Sunday, September 12, 2010

Egypt's energy conundrum

Power shortages are fuelling popular protests - and a desperate search for new energy


-Taken from Monocle
-Cairo - September 2010

Anyone who has passed through the Middle East during the Muslim holy month of Ramadan will have taken one visual memory home with them: the sight of row upon row of lights – flashy, fizzy, gaudy and kitsch – dominating the streetscape at every turn. After sunset in Cairo, when the day’s long fast finally comes to an end and families join together to eat a giant iftar (breakfast) and settle down in front of the TV, it often feels like the whole of this ancient city has been draped in neon. But this year the festive bulbs weren’t quite so ubiquitous, thanks to a series of power cuts that plunged parts of the Egyptian capital into total darkness – and which has left the country’s beleaguered government scrambling around for a new set of energy solutions.

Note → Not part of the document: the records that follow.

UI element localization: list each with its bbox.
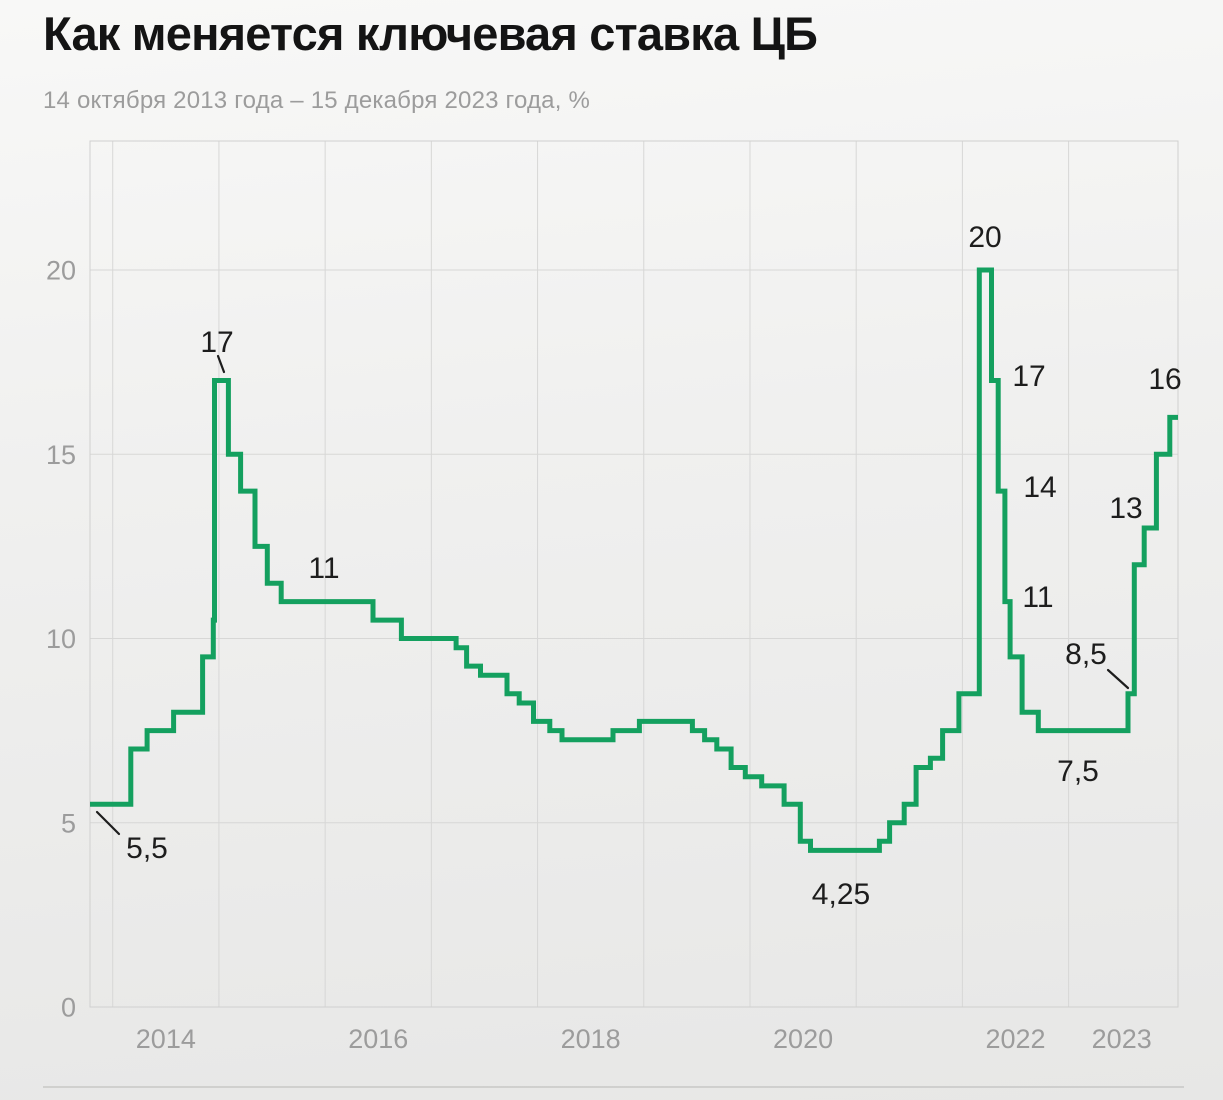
annotation-11: 11 (1022, 581, 1053, 614)
annotation-4,25: 4,25 (812, 878, 870, 911)
x-axis-label-2022: 2022 (985, 1024, 1045, 1054)
x-axis-label-2023: 2023 (1092, 1024, 1152, 1054)
annotation-leader-5,5 (95, 810, 121, 836)
annotation-14: 14 (1023, 471, 1056, 504)
annotation-leader-8,5 (1106, 668, 1130, 690)
y-axis-label-10: 10 (46, 624, 76, 654)
annotation-20: 20 (968, 221, 1001, 254)
annotation-11: 11 (308, 552, 339, 585)
annotation-13: 13 (1109, 492, 1142, 525)
y-axis-label-15: 15 (46, 440, 76, 470)
annotation-16: 16 (1148, 363, 1181, 396)
annotation-8,5: 8,5 (1065, 638, 1107, 671)
annotation-17: 17 (200, 326, 233, 359)
x-axis-label-2020: 2020 (773, 1024, 833, 1054)
x-axis-label-2014: 2014 (136, 1024, 196, 1054)
x-axis-label-2016: 2016 (348, 1024, 408, 1054)
x-axis-label-2018: 2018 (561, 1024, 621, 1054)
annotation-5,5: 5,5 (126, 832, 168, 865)
annotation-leader-17 (216, 354, 226, 374)
y-axis-label-5: 5 (61, 808, 76, 838)
y-axis-label-20: 20 (46, 256, 76, 286)
chart-title: Как меняется ключевая ставка ЦБ (43, 7, 818, 60)
plot-area-border (89, 140, 1179, 1008)
annotation-17: 17 (1012, 360, 1045, 393)
chart-subtitle: 14 октября 2013 года – 15 декабря 2023 г… (43, 87, 591, 114)
y-axis-label-0: 0 (61, 993, 76, 1023)
key-rate-line (90, 267, 1178, 853)
annotation-7,5: 7,5 (1057, 755, 1099, 788)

The outages, which brought protestors out onto the streets in many parts of the country, were partly a result of 2010’s exceptionally hot summer (temperatures regularly topped 40°c in major cities, driving up the use of air-conditioners), and partly a consequence of Ramadan, when a great deal of economic activity shifts to the night-time hours. But they also underlined a long-term crisis at the heart of Egypt’s energy policy – the growing gap between domestic demand for power and the country’s ability to supply it. With a demographic explosion increasing electricity usage up by 13% this year alone, it’s becoming painfully clear that the existing energy infrastructure, which has been underfunded for decades, in creaking dangerously under the strain.

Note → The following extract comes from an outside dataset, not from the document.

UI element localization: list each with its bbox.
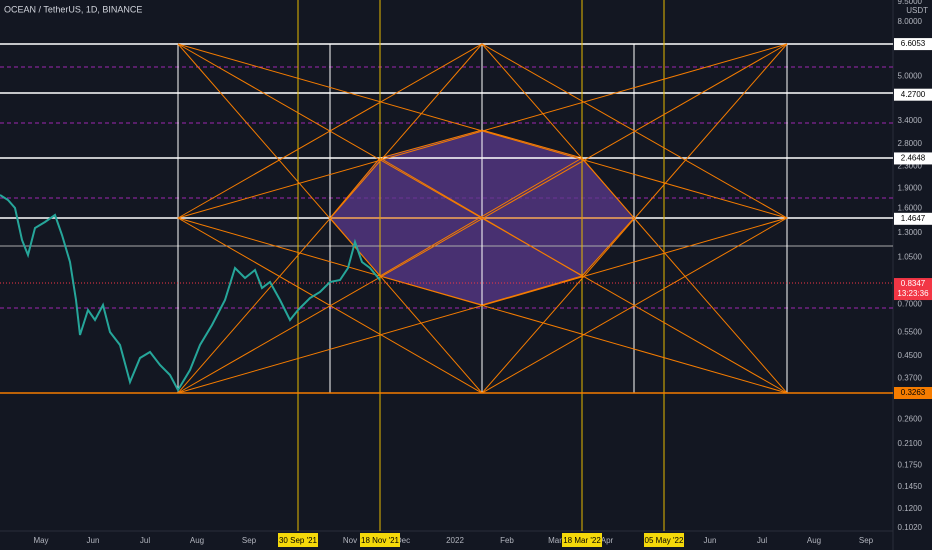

That’s why government ministers have spent the last few weeks unveiling a blitz of controversial new energy projects, including the construction of a $1.5 billion nuclear reactor on the Mediterranean coast in an area that had been earmarked for luxury holiday resort development. They’ve also thrown open Egypt’s waters to deepwater drilling, of the kind that led to the Gulf of Mexico oil spill back in April. Shut out of US oil and gas fields by President Obama’s moratorium on deepwater drilling, many companies are now setting up shop in Egypt instead; Transocean, the firm that owned the fateful Deepwater Horizon oil rig, has already been operating in Egypt for years, whilst BP has just inked a fresh deal with the Egyptian government that will see it extracting 900 million cubic metres of gas a day out of the Mediterranean seabed from 2014 onwards.

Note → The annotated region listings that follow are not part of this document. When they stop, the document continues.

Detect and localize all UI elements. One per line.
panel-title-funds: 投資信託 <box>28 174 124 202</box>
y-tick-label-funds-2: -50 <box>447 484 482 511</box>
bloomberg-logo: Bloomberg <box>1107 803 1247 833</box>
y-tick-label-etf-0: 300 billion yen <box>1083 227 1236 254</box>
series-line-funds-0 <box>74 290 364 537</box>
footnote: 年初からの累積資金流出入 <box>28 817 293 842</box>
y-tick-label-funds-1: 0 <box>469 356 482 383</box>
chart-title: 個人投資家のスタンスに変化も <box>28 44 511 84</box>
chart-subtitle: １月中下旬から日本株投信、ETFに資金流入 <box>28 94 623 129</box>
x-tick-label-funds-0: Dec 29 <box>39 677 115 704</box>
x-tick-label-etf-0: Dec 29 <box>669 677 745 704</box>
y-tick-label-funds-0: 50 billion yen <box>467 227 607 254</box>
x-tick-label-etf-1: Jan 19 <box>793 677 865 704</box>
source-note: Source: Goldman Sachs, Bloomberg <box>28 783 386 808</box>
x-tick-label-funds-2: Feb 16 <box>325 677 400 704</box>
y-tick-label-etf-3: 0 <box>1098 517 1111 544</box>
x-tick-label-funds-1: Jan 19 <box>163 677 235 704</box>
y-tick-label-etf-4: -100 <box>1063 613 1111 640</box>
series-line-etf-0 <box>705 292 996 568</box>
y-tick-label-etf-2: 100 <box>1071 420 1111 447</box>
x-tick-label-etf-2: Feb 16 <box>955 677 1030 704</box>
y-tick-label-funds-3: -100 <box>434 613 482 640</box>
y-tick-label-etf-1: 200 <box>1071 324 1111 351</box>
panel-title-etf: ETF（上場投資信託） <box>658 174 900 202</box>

It’s all happening a bit too swiftly for the likes of Issandr El Amrani, a blogger and columnist who thinks there hasn’t been enough scrutiny of the potential environmental risks involved with deepwater drilling. Earlier this year an oil rig accident near the Red Sea resort of Hurghada gave Egypt a brief taste of the damage that can be caused by offshore energy extraction; because Egypt lacks the economic clout of the US, argues El Amrani, “it is all the more urgent to have a serious debate about the costs and benefits of deepwater drilling.”

But there could be an alternative way forward in Egypt’s drive for energy security, and it lies in the baking sunshine and fast-blowing winds that sweep across this desert nation with remarkable consistency. “Egypt’s potential to be a centre of renewable wind and solar energy in the Middle East is huge,” says Engineer Samir Hassan, Director of RCREEE, an independent renewable energy think tank based in Cairo. Wind speeds in the Gulf of Suez average 9-10 metres a second, far higher than those recorded at similar sites in Europe, and the World Bank has just approved a $210m loan which will help Egypt develop 10 GW of wind energy by 2022. Meanwhile the country’s first solar farm should connect to the grid within the next six months. With Egypt’s current reserve of fossil fuels set to run dry within 30 years, there’s no time to waste when it comes to the expansion of alternative energy.

“We’re not a rich country and we don’t have the luxury to sit around talking about this issue,” warns Engineer Hassan. “We need to develop new sources of energy now.”